Korbit gab in einer Ankündigung bekannt, dass sein virtueller Kontodienst diesen Monat beendet wird, um Accounts einzuführen, die den Identitäten der Benutzer beigefügt sind, wie kürzlich von lokalen Regulatoren angeordnet, um Spekulationen in den Cryptomärkten zu beruhigen Geldwäsche.

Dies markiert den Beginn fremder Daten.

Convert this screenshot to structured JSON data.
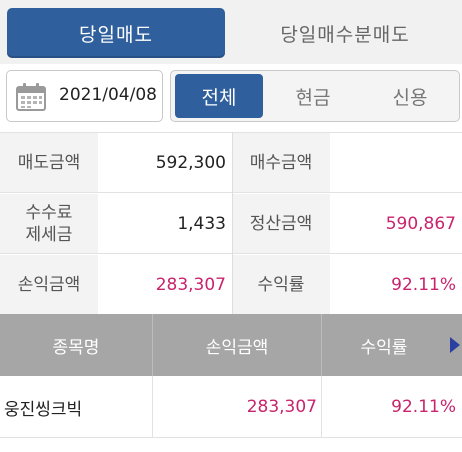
{
  "top_tabs": [
    {
      "label": "당일매도",
      "active": true
    },
    {
      "label": "당일매수분매도",
      "active": false
    }
  ],
  "date": {
    "value": "2021/04/08",
    "icon": "calendar-icon"
  },
  "filter_tabs": [
    {
      "label": "전체",
      "active": true
    },
    {
      "label": "현금",
      "active": false
    },
    {
      "label": "신용",
      "active": false
    }
  ],
  "summary": {
    "sell_amount_label": "매도금액",
    "sell_amount_value": "592,300",
    "buy_amount_label": "매수금액",
    "buy_amount_value": "",
    "fee_label_line1": "수수료",
    "fee_label_line2": "제세금",
    "fee_value": "1,433",
    "settlement_label": "정산금액",
    "settlement_value": "590,867",
    "profit_label": "손익금액",
    "profit_value": "283,307",
    "return_label": "수익률",
    "return_value": "92.11%"
  },
  "table": {
    "headers": [
      "종목명",
      "손익금액",
      "수익률"
    ],
    "rows": [
      {
        "name": "웅진씽크빅",
        "profit": "283,307",
        "return": "92.11%"
      }
    ]
  },
  "colors": {
    "accent": "#2f5f9c",
    "positive": "#c8246d",
    "header_bg": "#a6a6a6"
  }
}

Im Rahmen dieser Verschiebung können ausländische Staatsangehörige keine Gelder mehr auf ihre Konten einzahlen.

Das Unternehmen sagte:

"Wenn Sie kein koreanischer Staatsbürger sind, wird die KRW-Einzahlung auf den inländischen virtuellen Geldwechsel gestoppt, wenn Sie im Januar auf die neue KRW-Einzahlungsmethode umstellen. [Dies gilt für inländische Währungen Gebietsansässige und Gebietsfremde. "

Korbit fügte hinzu, dass es Ausländern nicht erlaubt sei," koreanische Won "an inländischen Kryptowährungsbörsen zu hinterlegen, wenn das neue System eingeführt wird.

Berichten zufolge hat die Regierung zuvor darauf hingewiesen, dass nichtansässige Ausländer und Minderjährige vom Handel mit Kryptowährungen ausgeschlossen werden.

Anfang dieses Monats kündigte Südkorea an, die neuen Bestimmungen zum Verbot anonymer Kryptowährungsumtauschkonten am oder um den 20. Januar zu implementieren.

Der Vorschlag stärkt im Wesentlichen die bereits bestehenden Regeln für den Austausch von Know-Your-Customer (KYC) und Banken, und werden Kryptowährungsaustauschteilnehmer benötigen, um ein Bankkonto mit Identifizierungsinformationen zu verbinden, um Geld einzahlen oder abheben zu können.

Letzte Woche haben lokale Finanzbehörden erklärt, dass Kryptowährungsinvestoren mit Geldstrafen rechnen müssten, wenn sie ihre virtuellen Konten nicht auf Konten mit angehängten Identitäten umstellen würden.

Anmerkung des Redakteurs: Einige der Aussagen in diesem Bericht wurden aus dem Koreanischen übersetzt.